Man cannot live by bread alone . . . or can he?
I think I'm developing an aversion to decision-making. It's one of the trials of modern life.
It's all about choice and everywhere you turn, there are just too many options . . . too many TV channels, too many radio stations, too many websites offering too many services.
But the choice explosion is not confined to the digital revolution . . . it has even infiltrated the humble sandwich.
Sarnies used to be simple. Cheese and pickle, ham and pickle, cheese and ham, ham and ham. And always on white bread.
How things have changed. Now people think nothing of asking for gruyere with wild rocket and sun-blushed tomatoes in a spinach-flavoured tortilla wrap.
Go to any of several high street sandwich outlets and you'll be confronted with a bamboozling array of fillings available in an equally confusing selection of breads.
I found myself discussing the evolution of the sandwich with my teenage sons the other day and, to my surprise, they agreed that simplicity is the key.
My eldest son Sam, 20, is a big fan of fish finger sandwiches while Joe, 18 today (July 16), goes one better . . . he loves crisp sandwiches on liberally buttered white bread.
I can confirm that both these combos are utterly fab . . . so don't knock 'em 'til you've tried 'em.
When I was kid, not only did I feast on the above, I also regularly devoured tomato ketchup sandwiches, Marmite sandwiches and once I even tried a curry sauce sandwich!
And who says they have to be savoury? Let's not forget banana sandwiches, apple sandwiches and good, old-fashioned jam sandwiches.
But even I can be outdone. A friend, for example, swears by sugar sandwiches.

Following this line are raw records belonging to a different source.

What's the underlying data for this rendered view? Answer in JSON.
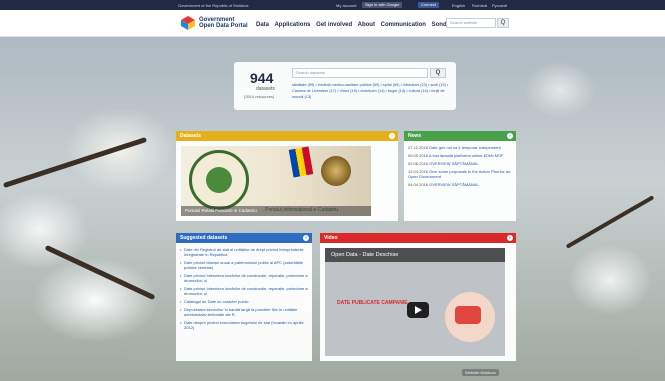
{
  "topbar": {
    "gov_link": "Government of the Republic of Moldova",
    "my_account": "My account",
    "sign_in_google": "Sign in with Google",
    "connect": "Connect",
    "languages": [
      "English",
      "Română",
      "Русский"
    ]
  },
  "header": {
    "logo_line1": "Government",
    "logo_line2": "Open Data Portal",
    "nav": [
      "Data",
      "Applications",
      "Get involved",
      "About",
      "Communication",
      "Sondaje"
    ],
    "search_placeholder": "Search website",
    "search_button": "Q"
  },
  "summary": {
    "count": "944",
    "count_label": "datasets",
    "resources": "(3514 resources)",
    "search_placeholder": "Search datasets",
    "search_button": "Q",
    "tags": "sănătate (99) • instituții medico-sanitare publice (59) • spital (55) • infracțiuni (23) • școli (15) • Camera de Licențiere (17) • Vinuri (15) • checkuen (14) • buget (14) • cultură (14) • fonjit de muncă (13)"
  },
  "datasets": {
    "title": "Datasets",
    "caption": "Portalul Relatii Funciare si Cadastru",
    "caption2": "Portalul informațional e-Cadastru"
  },
  "news": {
    "title": "News",
    "items": [
      {
        "date": "27.12.2016",
        "text": "Date geo noi ca 4 temporar independent"
      },
      {
        "date": "09.09.2016",
        "text": "A fost lansată platforma online EDMI.MOF"
      },
      {
        "date": "02.06.2016",
        "text": "OVERVIEW SĂPTĂMÂNAL"
      },
      {
        "date": "12.04.2016",
        "text": "Give some proposals to the Action Plan for an Open Government"
      },
      {
        "date": "04.04.2016",
        "text": "OVERVIEW SĂPTĂMÂNAL"
      }
    ]
  },
  "suggested": {
    "title": "Suggested datasets",
    "items": [
      "Date din Registrul de stat al unităților de drept privind întreprinderile înregistrate în Republica",
      "Date privind bilanțul anual a patrimoniului public al APC (autoritățile publice centrale)",
      "Date privind înlesnirea lucrărilor de construcție, reparație, proiectare a drumurilor, și",
      "Date privind înlesnirea lucrărilor de construcție, reparație, proiectare a drumurilor, și",
      "Catalogul de Date cu caracter public",
      "Depozitarea serviciilor în bandă largă la punctele fixe în unitățile administrativ-teritoriale ale R.",
      "Date despre privind executarea bugetului de stat (încasări cu aprilie 2012)"
    ]
  },
  "video": {
    "title": "Video",
    "video_title": "Open Data - Date Deschise",
    "art_text": "DATE PUBLICATE CAMPANIE"
  },
  "footer": {
    "badge": "Website Moldova"
  }
}
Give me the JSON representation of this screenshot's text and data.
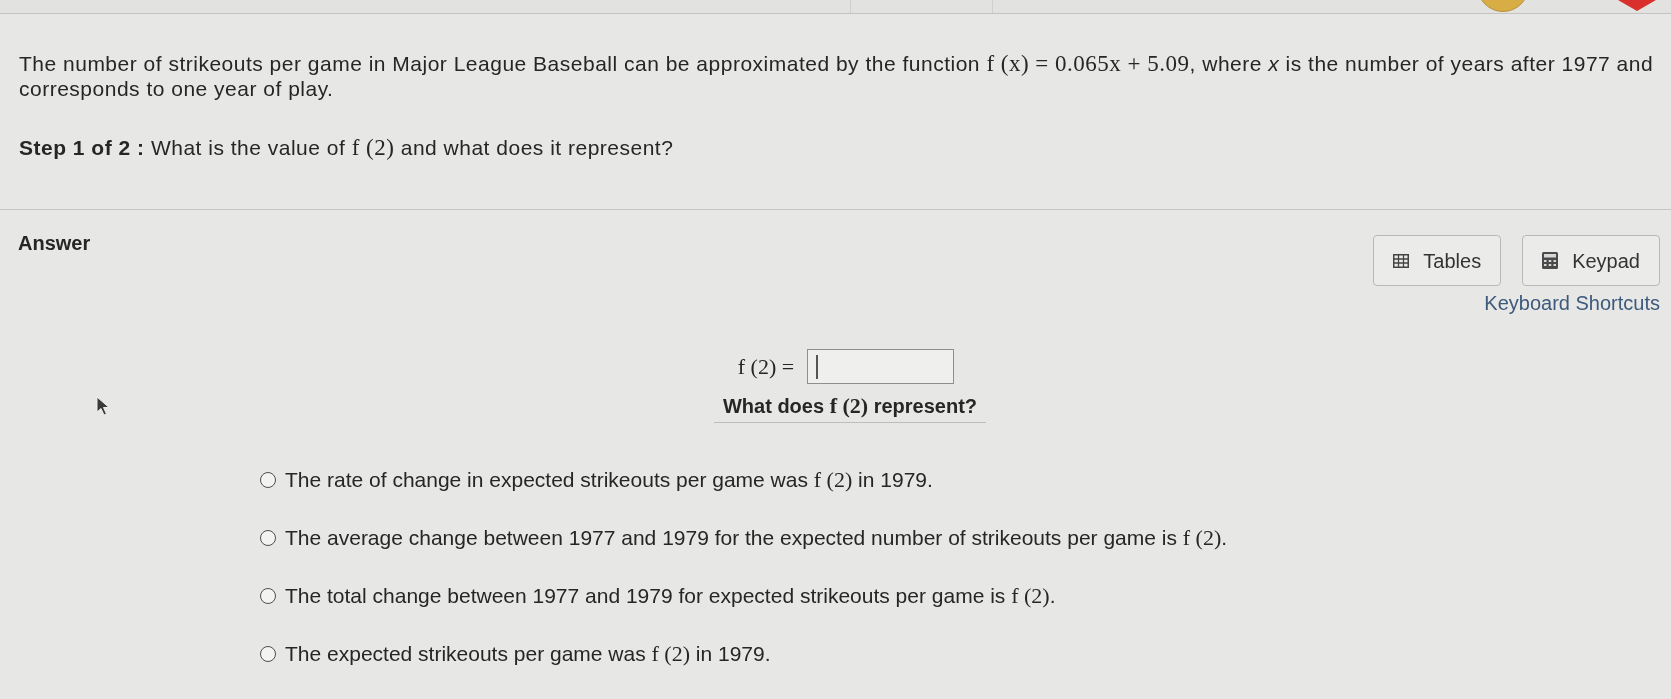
{
  "problem": {
    "parts": [
      {
        "kind": "text",
        "text": "The number of strikeouts per game in Major League Baseball can be approximated by the function "
      },
      {
        "kind": "math",
        "text": "f (x) = 0.065x + 5.09"
      },
      {
        "kind": "text",
        "text": ", where *x* is the number of years after 1977 and corresponds to one year of play."
      }
    ]
  },
  "step": {
    "label": "Step 1 of 2 :",
    "parts": [
      {
        "kind": "text",
        "text": "What is the value of "
      },
      {
        "kind": "math",
        "text": "f (2)"
      },
      {
        "kind": "text",
        "text": " and what does it represent?"
      }
    ]
  },
  "answer": {
    "heading": "Answer",
    "tools": [
      {
        "kind": "tables",
        "label": "Tables"
      },
      {
        "kind": "keypad",
        "label": "Keypad"
      }
    ],
    "shortcuts_link": "Keyboard Shortcuts",
    "equation_label": "f (2) =",
    "question": {
      "parts": [
        {
          "kind": "text",
          "text": "What does "
        },
        {
          "kind": "math",
          "text": "f (2)"
        },
        {
          "kind": "text",
          "text": " represent?"
        }
      ]
    },
    "options": [
      {
        "selected": false,
        "parts": [
          {
            "kind": "text",
            "text": "The rate of change in expected strikeouts per game was "
          },
          {
            "kind": "math",
            "text": "f (2)"
          },
          {
            "kind": "text",
            "text": " in 1979."
          }
        ]
      },
      {
        "selected": false,
        "parts": [
          {
            "kind": "text",
            "text": "The average change between 1977 and 1979 for the expected number of strikeouts per game is "
          },
          {
            "kind": "math",
            "text": "f (2)"
          },
          {
            "kind": "text",
            "text": "."
          }
        ]
      },
      {
        "selected": false,
        "parts": [
          {
            "kind": "text",
            "text": "The total change between 1977 and 1979 for expected strikeouts per game is "
          },
          {
            "kind": "math",
            "text": "f (2)"
          },
          {
            "kind": "text",
            "text": "."
          }
        ]
      },
      {
        "selected": false,
        "parts": [
          {
            "kind": "text",
            "text": "The expected strikeouts per game was "
          },
          {
            "kind": "math",
            "text": "f (2)"
          },
          {
            "kind": "text",
            "text": " in 1979."
          }
        ]
      }
    ]
  }
}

The point is, with sarnies the golden rule is "less is more". You don't want them bursting with too many competing flavours and then exploding on your desk - or down your shirt - when you take your first bite.
Besides, what better way to beat the credit crunch than by cutting down on needlessly sophisticated, over-priced sandwiches.
True, man cannot live by bread alone. But he doesn't need that much more.